My Very Own Airflow Cluster

written by Zach Morrissey on 2018-06-25

As someone who writes a lot of one-off batch scripts, the rise of DAG (Directed Acyclic Graph) task engines has made my life a lot better. I've used Luigi at work for about 2 years now. For feeding the backend of this website with data, I decided to set up an Airflow cluster.

Airflow Screenshot

As opposed to this paradigm:

  • Write a script.
  • Set it up in cron.
  • Check the logs whenever something goes wrong.

You get a whole lot more bang for your buck, with similar amounts of work. DAG paradigm is more like:

  • Write a script.
  • Write an airflow DAG, where you call that script.
  • Set a schedule for the script.
  • Check on it from the built-in Web UI.
  • Stop and restart tasks whenever you want to.
  • View the console output from the Web UI.

It really helps certain types of batch processes scale past a certain point, while simplifying the process of managing and deploying them. You can relatively easily set up Airflow to schedule thousands of tasks without all that much more configuration past what you'd normally write.

The Good and Bad Reasons to Use Airflow

There's a number of gotchas you should know prior to using one of the DAG engines, as they all fall into the same traps.

  • cron is incredibly difficult to beat for reliability. There's a reason it's ubiquitous. DAG engines are usually for tasks that need to scale past what cron is built for. If you're just trying to run a single script on the regular, stick with that instead.
  • DAG engines are meant for batch programs. If you need anything real-time, look elsewhere.
  • Usually there's a non-trivial amount of setup involved at the beginning.
  • Sometimes scaling can be a pain. For Airflow, you'll need to setup a task queue like Celery and a number of different nodes (web server, database, etc) once you scale past a certain point.
  • There's a relatively mature Docker image that you can reuse if you don't want to configure it yourself.

Diving In

There are plenty of ways that you can configure Airflow. There are varying levels of complexity for varying levels of requirements, specified by the Executor types (i.e. what does what in your scenario).

  • SequentialExecutor - Uses SQLite as a backend, and executes tasks for testing/debugging. This is generally what you'd run on your own machine if you're just testing a workflow.
  • LocalExecutor - Threaded local executor that uses just a DB connection as a backend.
  • CeleryExecutor - For distributing tasks out to worker nodes. This uses Celery as a queue. Requires you to set up other nodes as worker nodes.

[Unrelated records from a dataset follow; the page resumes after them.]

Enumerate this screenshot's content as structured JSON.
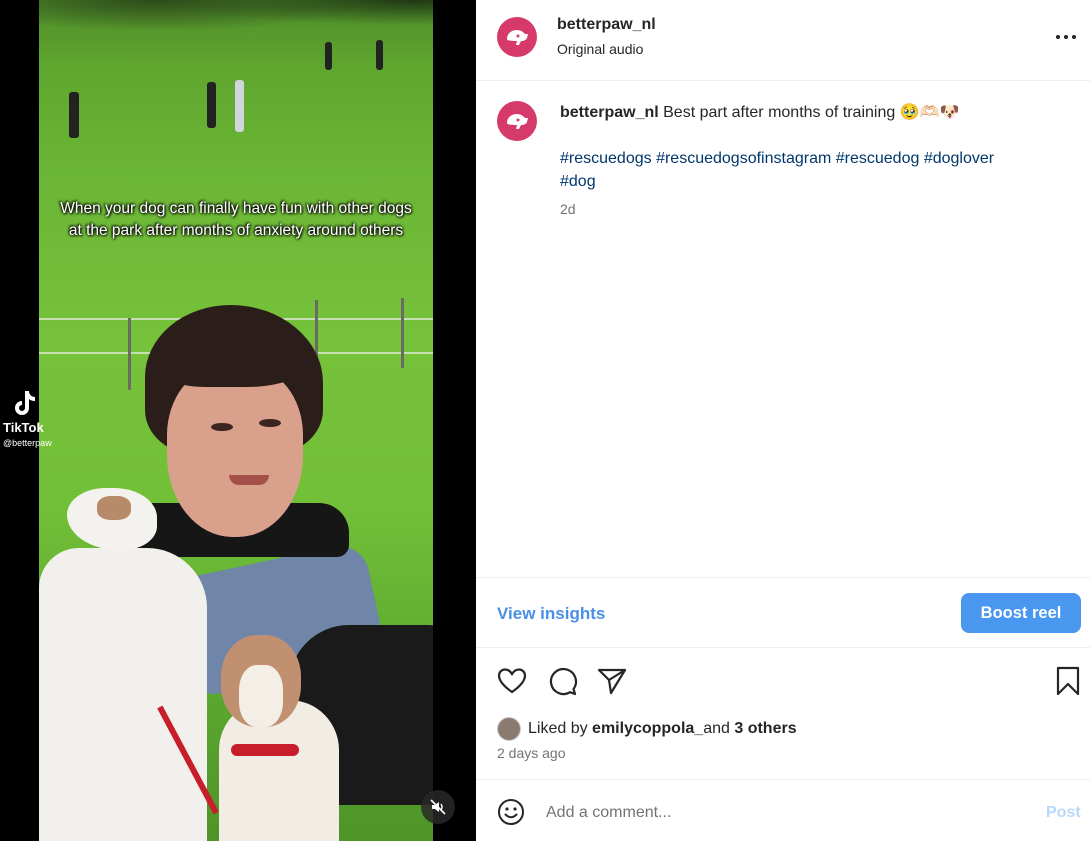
{
  "video": {
    "overlay_caption": "When your dog can finally have fun with other dogs at the park after months of anxiety around others",
    "watermark_app": "TikTok",
    "watermark_handle": "@betterpaw",
    "mute_icon": "muted-speaker-icon"
  },
  "header": {
    "username": "betterpaw_nl",
    "audio": "Original audio",
    "more_icon": "more-horizontal-icon"
  },
  "caption": {
    "username": "betterpaw_nl",
    "text": " Best part after months of training 🥹🫶🏻🐶",
    "hashtags": [
      "#rescuedogs",
      "#rescuedogsofinstagram",
      "#rescuedog",
      "#doglover",
      "#dog"
    ],
    "time": "2d"
  },
  "insights": {
    "view_label": "View insights",
    "boost_label": "Boost reel"
  },
  "actions": {
    "like_icon": "heart-icon",
    "comment_icon": "comment-icon",
    "share_icon": "send-icon",
    "save_icon": "bookmark-icon"
  },
  "likes": {
    "prefix": "Liked by ",
    "user": "emilycoppola_",
    "middle": " and ",
    "others": "3 others",
    "time": "2 days ago"
  },
  "comment": {
    "placeholder": "Add a comment...",
    "post_label": "Post"
  },
  "colors": {
    "brand_avatar": "#d63a6b",
    "link": "#00376b",
    "accent": "#4a97f0",
    "post_disabled": "#b9d8fb"
  }
}
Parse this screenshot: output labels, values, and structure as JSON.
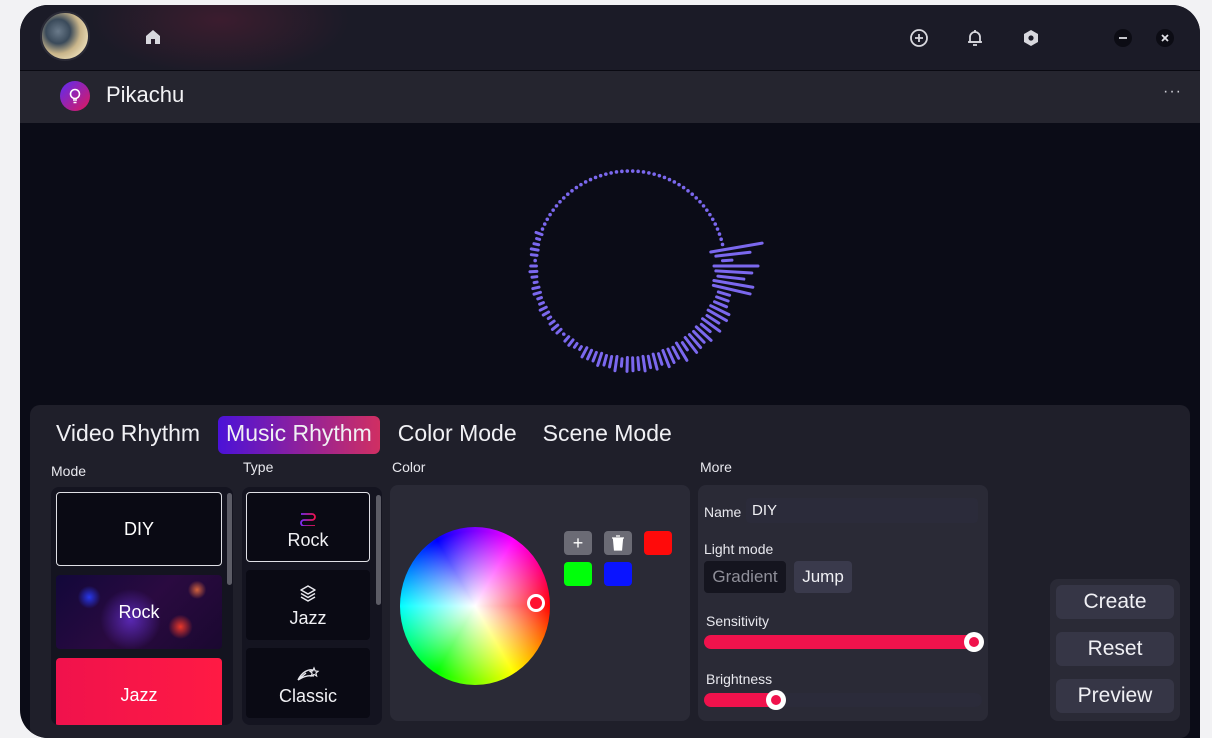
{
  "app": {
    "title": "Pikachu"
  },
  "titlebar": {
    "icons": [
      "home-icon",
      "add-circle-icon",
      "bell-icon",
      "settings-hex-icon",
      "minimize-icon",
      "close-icon"
    ]
  },
  "menu_label": "···",
  "tabs": [
    {
      "label": "Video Rhythm",
      "active": false
    },
    {
      "label": "Music Rhythm",
      "active": true
    },
    {
      "label": "Color Mode",
      "active": false
    },
    {
      "label": "Scene Mode",
      "active": false
    }
  ],
  "sections": {
    "mode": "Mode",
    "type": "Type",
    "color": "Color",
    "more": "More"
  },
  "modes": [
    {
      "label": "DIY",
      "selected": true
    },
    {
      "label": "Rock",
      "selected": false
    },
    {
      "label": "Jazz",
      "selected": false
    }
  ],
  "types": [
    {
      "label": "Rock",
      "icon": "rock-wave-icon",
      "selected": true
    },
    {
      "label": "Jazz",
      "icon": "layers-icon",
      "selected": false
    },
    {
      "label": "Classic",
      "icon": "classic-comet-icon",
      "selected": false
    }
  ],
  "color": {
    "swatches": [
      "#ff0a0a",
      "#00ff0a",
      "#0a14ff"
    ],
    "add_label": "+",
    "selected_color": "#ff1030"
  },
  "more": {
    "name_label": "Name",
    "name_value": "DIY",
    "light_mode_label": "Light mode",
    "light_modes": [
      {
        "label": "Gradient",
        "active": false
      },
      {
        "label": "Jump",
        "active": true
      }
    ],
    "sensitivity_label": "Sensitivity",
    "sensitivity_value": 1.0,
    "brightness_label": "Brightness",
    "brightness_value": 0.26
  },
  "actions": {
    "create": "Create",
    "reset": "Reset",
    "preview": "Preview"
  },
  "theme": {
    "accent": "#f0124c",
    "visualizer": "#7b68ee",
    "tab_gradient": [
      "#4b12d8",
      "#d02f62"
    ]
  }
}
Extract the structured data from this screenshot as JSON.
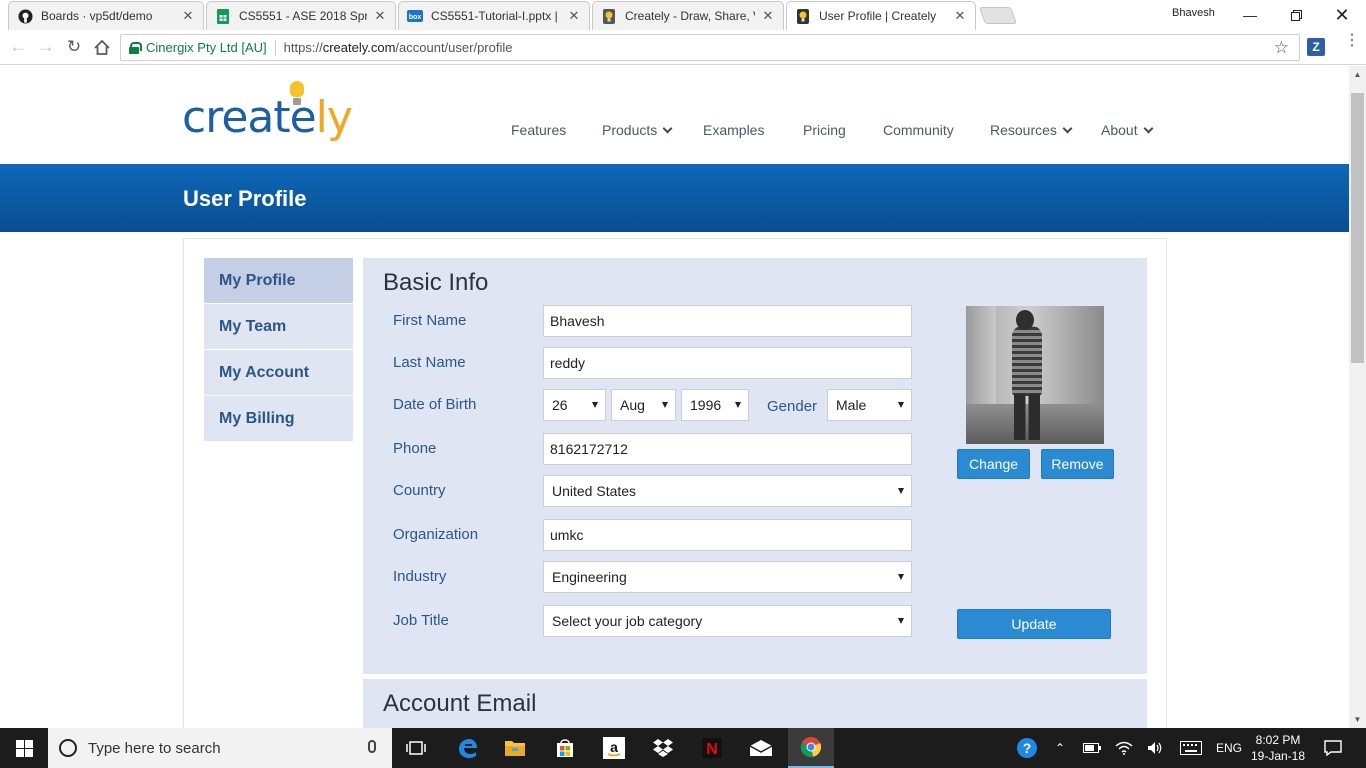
{
  "browser": {
    "tabs": [
      {
        "title": "Boards · vp5dt/demo",
        "icon": "github-icon"
      },
      {
        "title": "CS5551 - ASE 2018 Sprin",
        "icon": "sheets-icon"
      },
      {
        "title": "CS5551-Tutorial-I.pptx | B",
        "icon": "box-icon"
      },
      {
        "title": "Creately - Draw, Share, V",
        "icon": "creately-bulb-icon"
      },
      {
        "title": "User Profile | Creately",
        "icon": "creately-bulb-icon"
      }
    ],
    "profile_name": "Bhavesh",
    "secure_org": "Cinergix Pty Ltd [AU]",
    "url_scheme": "https://",
    "url_host": "creately.com",
    "url_path": "/account/user/profile",
    "extension_label": "Z"
  },
  "site": {
    "logo_main": "create",
    "logo_accent": "ly",
    "nav": [
      "Features",
      "Products",
      "Examples",
      "Pricing",
      "Community",
      "Resources",
      "About"
    ],
    "page_title": "User Profile"
  },
  "sidebar": {
    "items": [
      "My Profile",
      "My Team",
      "My Account",
      "My Billing"
    ],
    "active": "My Profile"
  },
  "basic_info": {
    "title": "Basic Info",
    "labels": {
      "first_name": "First Name",
      "last_name": "Last Name",
      "dob": "Date of Birth",
      "gender": "Gender",
      "phone": "Phone",
      "country": "Country",
      "organization": "Organization",
      "industry": "Industry",
      "job_title": "Job Title"
    },
    "values": {
      "first_name": "Bhavesh",
      "last_name": "reddy",
      "dob_day": "26",
      "dob_month": "Aug",
      "dob_year": "1996",
      "gender": "Male",
      "phone": "8162172712",
      "country": "United States",
      "organization": "umkc",
      "industry": "Engineering",
      "job_title": "Select your job category"
    },
    "buttons": {
      "change": "Change",
      "remove": "Remove",
      "update": "Update"
    }
  },
  "account_email": {
    "title": "Account Email"
  },
  "taskbar": {
    "search_placeholder": "Type here to search",
    "language": "ENG",
    "time": "8:02 PM",
    "date": "19-Jan-18"
  },
  "colors": {
    "brand_blue": "#1d5fa3",
    "brand_orange": "#f2a722",
    "banner": "#0b5aa6",
    "button": "#2a8bd3",
    "card_bg": "#dfe5f3"
  }
}
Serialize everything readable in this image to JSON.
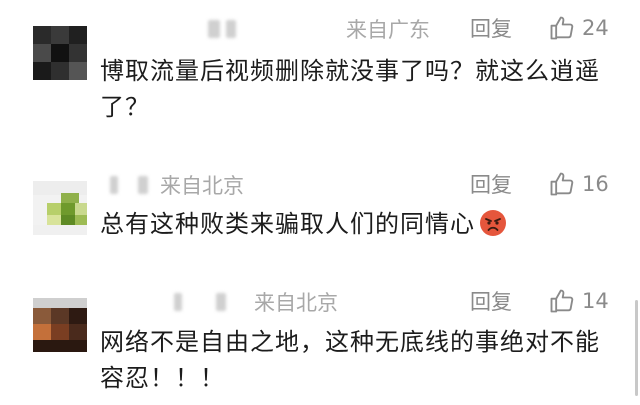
{
  "comments": [
    {
      "location": "来自广东",
      "reply": "回复",
      "likes": "24",
      "text": "博取流量后视频删除就没事了吗？就这么逍遥了？",
      "icons": [
        "thumbs-up-icon"
      ]
    },
    {
      "location": "来自北京",
      "reply": "回复",
      "likes": "16",
      "text": "总有这种败类来骗取人们的同情心",
      "icons": [
        "thumbs-up-icon",
        "angry-face-emoji"
      ]
    },
    {
      "location": "来自北京",
      "reply": "回复",
      "likes": "14",
      "text": "网络不是自由之地，这种无底线的事绝对不能容忍！！！",
      "icons": [
        "thumbs-up-icon"
      ]
    }
  ],
  "colors": {
    "meta_text": "#a8a8a8",
    "action_text": "#8a8a8a",
    "body_text": "#1c1c1c",
    "emoji_face": "#e5563c"
  }
}
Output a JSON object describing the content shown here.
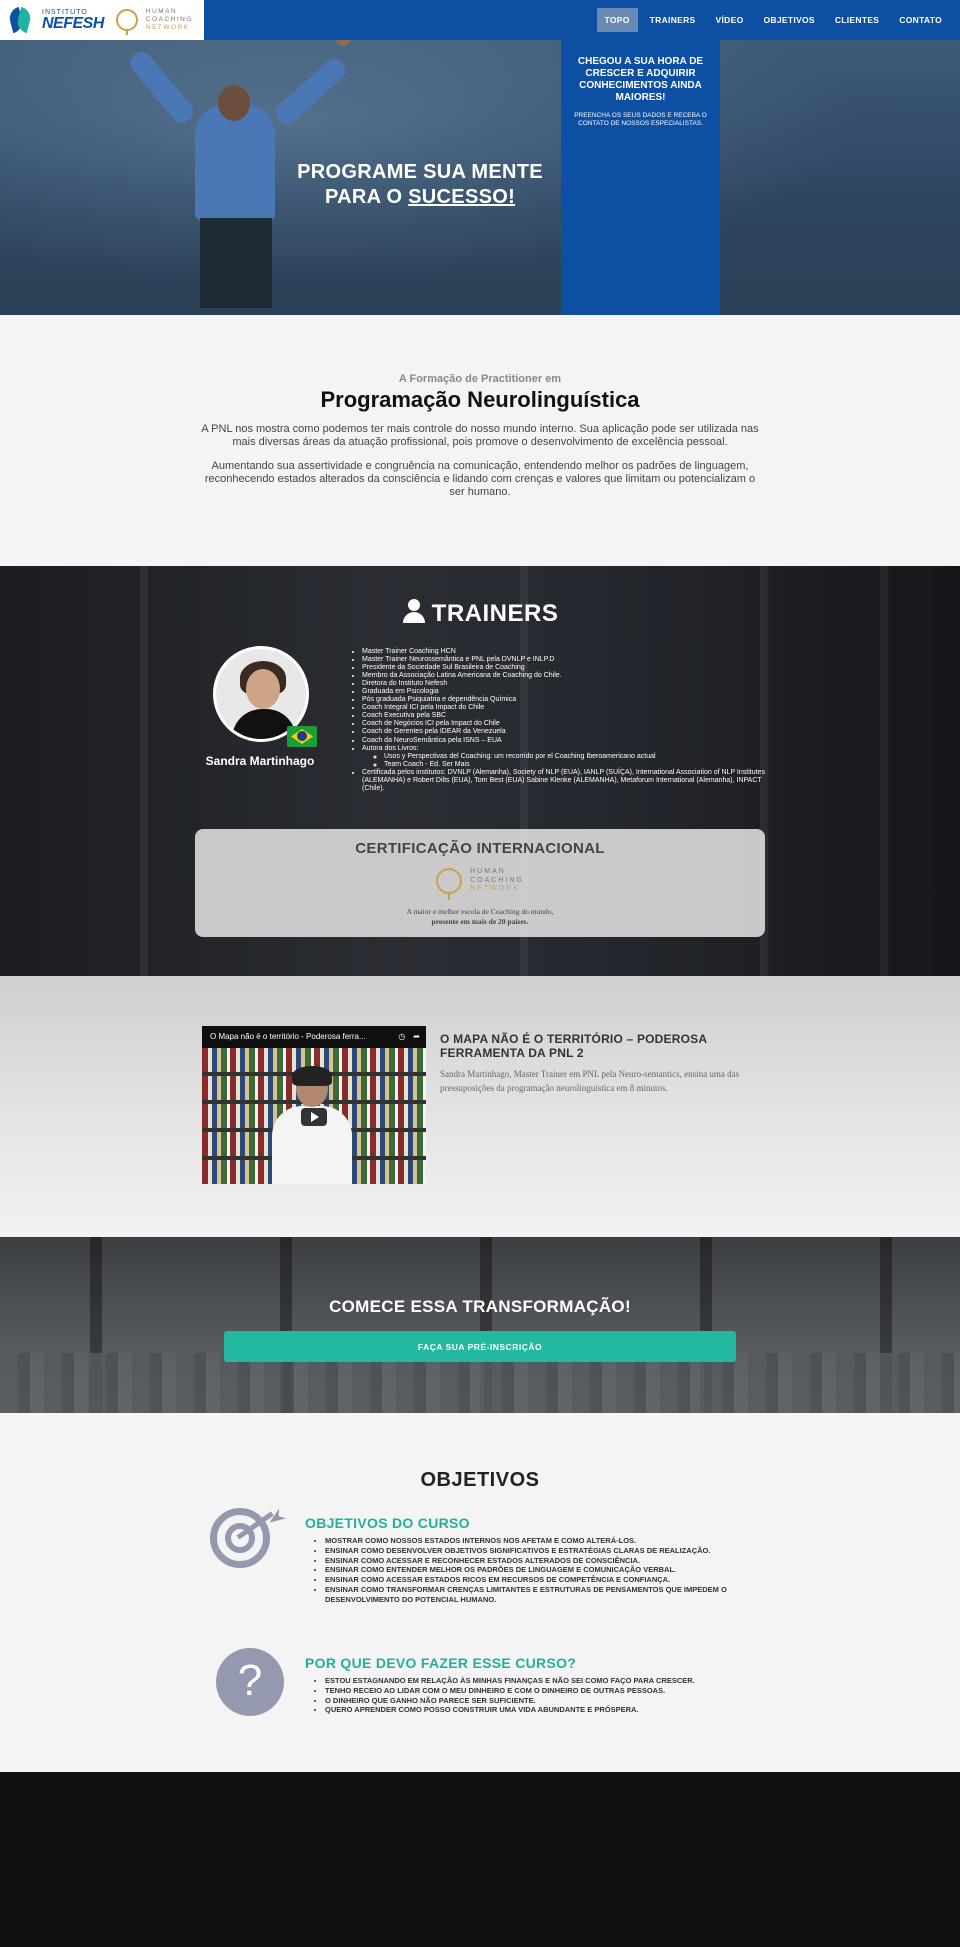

Here's diagram of how it works.

Airflow architecture

For my purposes, I went with LocalExecutor, and set up the configuration in the outlined area above. I set up two nodes for this in my Proxmox cluster.

  1. Airflow web server. This was just based on a Ubuntu 16.04 instance.
  2. Postgres backend. For the LocalExecutor option, this is the only additional node required.

The LocalExecutor option (configured for using Postgres as a backend in this instance) has probably the highest payoff-to-effort ratio, compared to how difficult it can be to set up the CeleryExecutor. Once you've created the database, verified the connection works, and run airflow initdb, you're good to go.

Now you can start making DAGs.

DAGS, Operators, Upstream, Huh?

There's a lot of lingo to be learned when using Airflow.

  • DAG - This is a single workflow, wherein you can arrange tasks and dependencies.
  • Operator - This is a single unit of work that can be instantiated multiple times to achieve a particular output/goal/etc. There are things like BashOperator for executing shell scripts, or PythonOperator for python files, etc.
  • DAG Run - A single execution of a DAG of tasks. Each operator in the DAG is instantiated and executed as it's dependencies are completed.

Example DAG

Fittingly, the DAG is a graph, both directed and acyclic. Task execution flows in only one direction.

An Airflow DAG Instance

  • The arrows indicate execution order.
  • An arrow from task 1 to task 2 implies task 1 is a dependency for task 2. If task 1 fails, task 2 will not execute.
  • Nodes can have multiple dependencies, like node 4 above.
  • Nodes can have multiple downstream tasks, like nodes 1 and 3.
  • Task execution timing is non-deterministic, so there's no guarantee for whether sibling tasks 2 or 3 would execute first.

In Code

Here's some example statements that would make a dag resembling the one in the graphic above.

default_args = {owner='airflow'}  # server user account where this is run
dag = DAG(
    'example', default_args=default_args)
t1 = BashOperator(task_id='t1', bash_command='echo "task 1"', dag=dag)
t2 = BashOperator(task_id='t2', bash_command='echo "task 2"', dag=dag)
t3 = BashOperator(task_id='t3', bash_command='echo "task 3"', dag=dag)
t4 = BashOperator(task_id='t4', bash_command='echo "task 4"', dag=dag)
t5 = BashOperator(task_id='t5', bash_command='echo "task 5"', dag=dag)

# now arrange the tasks in the dag
t2.set_upstream(t1)
t3.set_upstream(t1)
t4.set_upstream(t2)
t4.set_upstream(t3)
t5.set_upstream(t3)

Now that this is defined, you can instantiate a DAG Run from the webserver.

Notes On Running Airflow

There have been a lot of justifiable claims against Airflow's deployment story; it can be very frustrating. Scaling Airflow is confusing and fault-prone. For those who don't want to deal with the headache of managing the installation on their own, Google offers a hosted Airflow services called Cloud Composer, or you can look into alternatives like Luigi or Mara. While I don't fully love Airflow, I still haven't found something better.

Headaches aside, it's still worth using a DAG engine because of the great improvements in both the quality and visibility of batch processing jobs.

Features to Avoid

Since Airflow has been in the Apache Incubator for the past year or so, it's been getting a lot of features rapidly. I choose to avoid these ones:

  • X-coms. The biggest downside of Airflow compared to Luigi is that it doesn't force you to write idempotent tasks in the same way. It's easy to accidentally end up writing something that has outputs which don't reproduce. If you treat a task like a function with a single input and output, it works best.
  • Branching Operators - If you need to choose between multiple sets of logic, it's best just to dynamically set your task dependencies at runtime, as opposed to creating a branching task.
  • Bitshift Operators as Upstream/Downstream - Airflow recently introduced a way of setting upstream/downstream tasks by using bitshift operators like << or >>. This is bad. Explicit is good! set_upstream() is not particularly verbose.

In Conclusion

If you're frustrated with cron or other simple ways of deploying batch processes, give it a shot. Be aware of the shortcomings, though.